Our Science
Elegant, Effective
By exploiting a natural difference in Stem Cell Factor (SCF), our antibody OpSCF binds and inactivates the inflammatory form of SCF, breaking the feed forward cycle of chronic inflammation. Interrupting this cycle returns the inflamed environment to a quiescent state, allowing tissues to heal.
The Reason Why
Chronic Inflammation and Disease
Acute inflammation is a normal process that allows tissue to repair itself after damage occurs, but requires regulation. Chronic inflammation is a common factor in many diseases that can lead to long-term tissue damage and dysfunction when it is not properly regulated. One of the most severe consequences of chronic inflammation is tissue remodeling and fibrosis that replaces the normal functional tissue with fibroblasts and matrix proteins that do not allow the tissue to function normally. This process can often lead to life threatening organ dysfunction, such as in Chronic Kidney Disease, Idiopathic Pulmonary Fibrosis, scleroderma, steroid resistant asthma, Atopic Dermatitis, and others.

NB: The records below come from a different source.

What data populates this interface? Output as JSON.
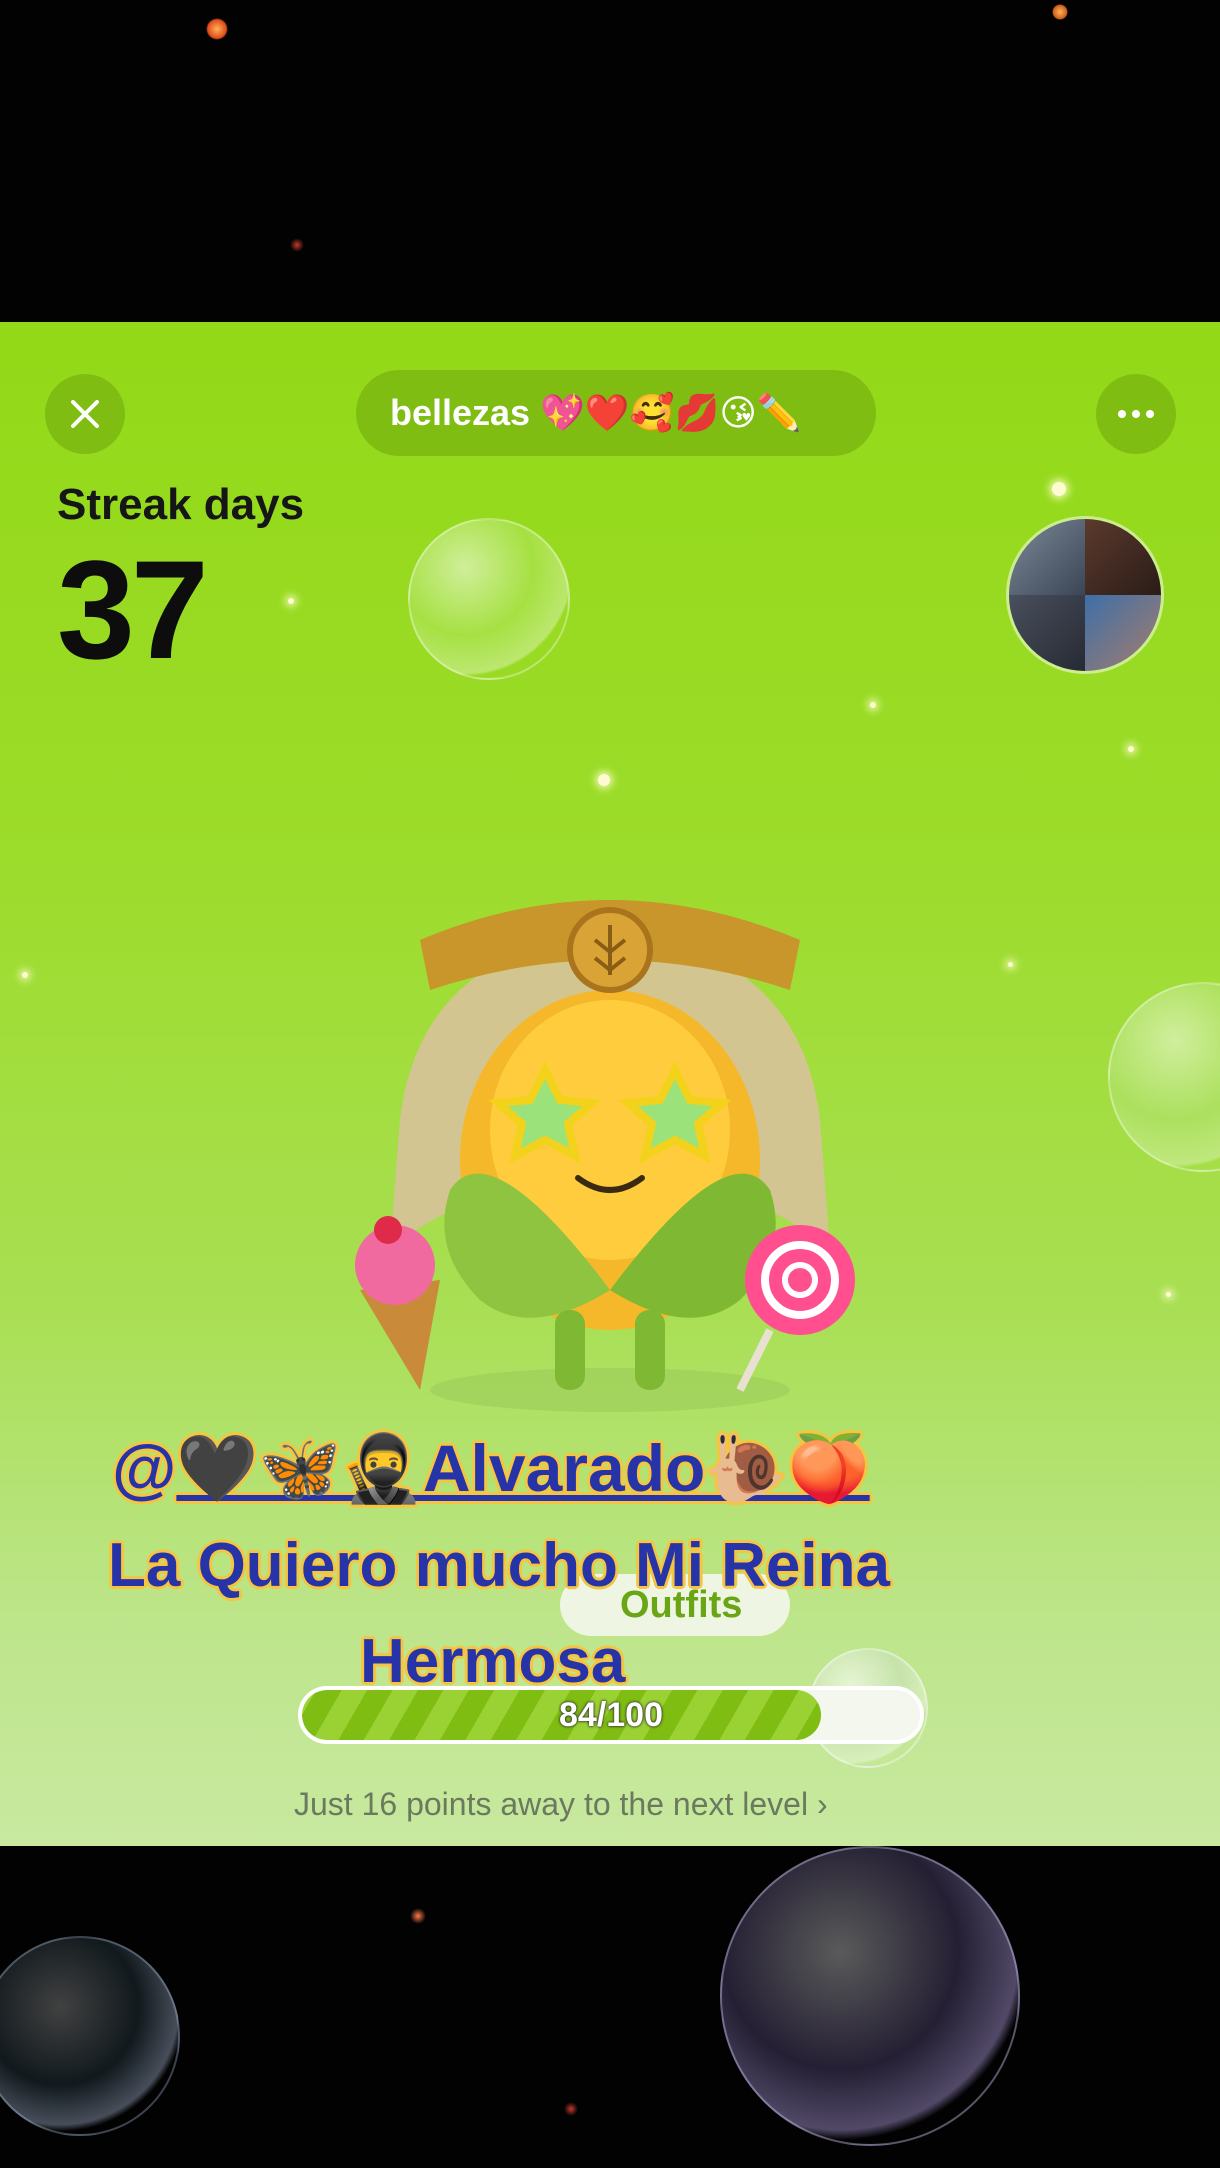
{
  "header": {
    "title": "bellezas 💖❤️🥰💋😘✏️",
    "close_icon": "close-icon",
    "more_icon": "more-horizontal-icon"
  },
  "streak": {
    "label": "Streak days",
    "value": "37"
  },
  "avatar": {
    "icon": "group-avatar"
  },
  "overlay": {
    "mention_prefix": "@",
    "mention_name": "🖤🦋🥷Alvarado🐌🍑",
    "dedication_line1": "La Quiero mucho Mi Reina",
    "dedication_line2": "Hermosa"
  },
  "outfits": {
    "label": "Outfits"
  },
  "progress": {
    "label": "84/100",
    "current": 84,
    "max": 100
  },
  "next_level": {
    "text": "Just 16 points away to the next level",
    "chevron": "›"
  },
  "colors": {
    "green_bg": "#93d917",
    "pill_green": "#7fbd13",
    "overlay_text": "#2634a8",
    "overlay_outline": "#f5c542"
  }
}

Researchers from the University of Michigan have identified that Stem Cell Factor is part of a common pathway that appears to be a primary driver of chronic inflammation. By inhibiting this critical step in the chronic inflammatory pathway, disease progression can be checked. Opsidio has licensed the technology and continued to develop a novel and specific monoclonal antibody that targets the isoform of Stem Cell Factor that is central to driving chronic. Our goal is to help patients who suffer from a variety of chronic inflammatory diseases.
Why Stem Cell Factor?
The Linch Pin
SCF regulates the severity of inflammation and tissue remodeling. Overexpression of SCF causes chronicity of the destructive response. SCF naturally occurs in 2 forms, SCF220 and SCF248. Our data and others clearly demonstrate that SCF220 is responsible for homeostatic functions, including erythropoiesis, whereas SCF248 expression is associated with the induction and maintenance of inflammation. Our novel data indicate that it is the SCF248 isoform that is upregulated during chronic inflammation and in remodeling diseases using samples from patients with chronic disease. SCF248 leads to the activation of innate immune cells, eosinophils, mast cells, and type 2 innate lymphoid cells (ILC2). SCF binds to a surface receptor, c-Kit, found on these critical inflammatory cells leading to production of numerous pro-inflammatory and fibrotic mediators. This leads to fibroblast activation and production of increased inflammation and remodeling. We have found that the exclusive expression of SCF248 (not SCF220) on myofibroblasts and other structural cells is central to these responses and by targeting SCF248, the activation cycle is broken and tissue inflammation and fibrosis is halted.
Why it works
Targeting SCF248
Opsidio has designed a monoclonal antibody (OpSCF) that specifically targets the SCF248 isoform with high affinity. OpSCF does not bind to SCF220 or the soluble extracellular domain released from the cell surface. OpSCF binds to a region found only in SCF248, and not SCF220, so the “normal” functions of SCF are not affected by OpSCF. This is important since it is the membrane bound form of SCF248 that is essential for immune cell activation. By blocking the membrane form of SCF248, OpSCF prevents the activation of the c-kit-requiring immune cells, blocking the release of inflammatory and pro-fibrotic substances, and returns the tissue towards a normal state, allowing natural repair processes to occur. The interruption of chronic inflammation stops disease progression and allows the tissue to function more normally.
The Mechanism
Internalization
We have further identified the likely mechanism of action for OpSCF that it causes SCF248 to be taken off the cell surface, back inside the cell, and is therefore unavailable to activate c-kit-requiring immune cells. We have shown this using a dye that emits colored light only at the low pH found inside the cells’ internalization mechanism. SCF248 is internalized within minutes. Fibroblasts obtained from the lungs of a patient with IPF express high levels of surface SCF248. The red color in image (C) shows that the SCF248 was uniformly taken inside the patient’s activated fibroblasts. Thus, when OpSCF binds to SCF248, it is taken inside the cell and destroyed, without damaging the cell and resulting in a reduction in c-kit+ immune cell activation at sites of disease.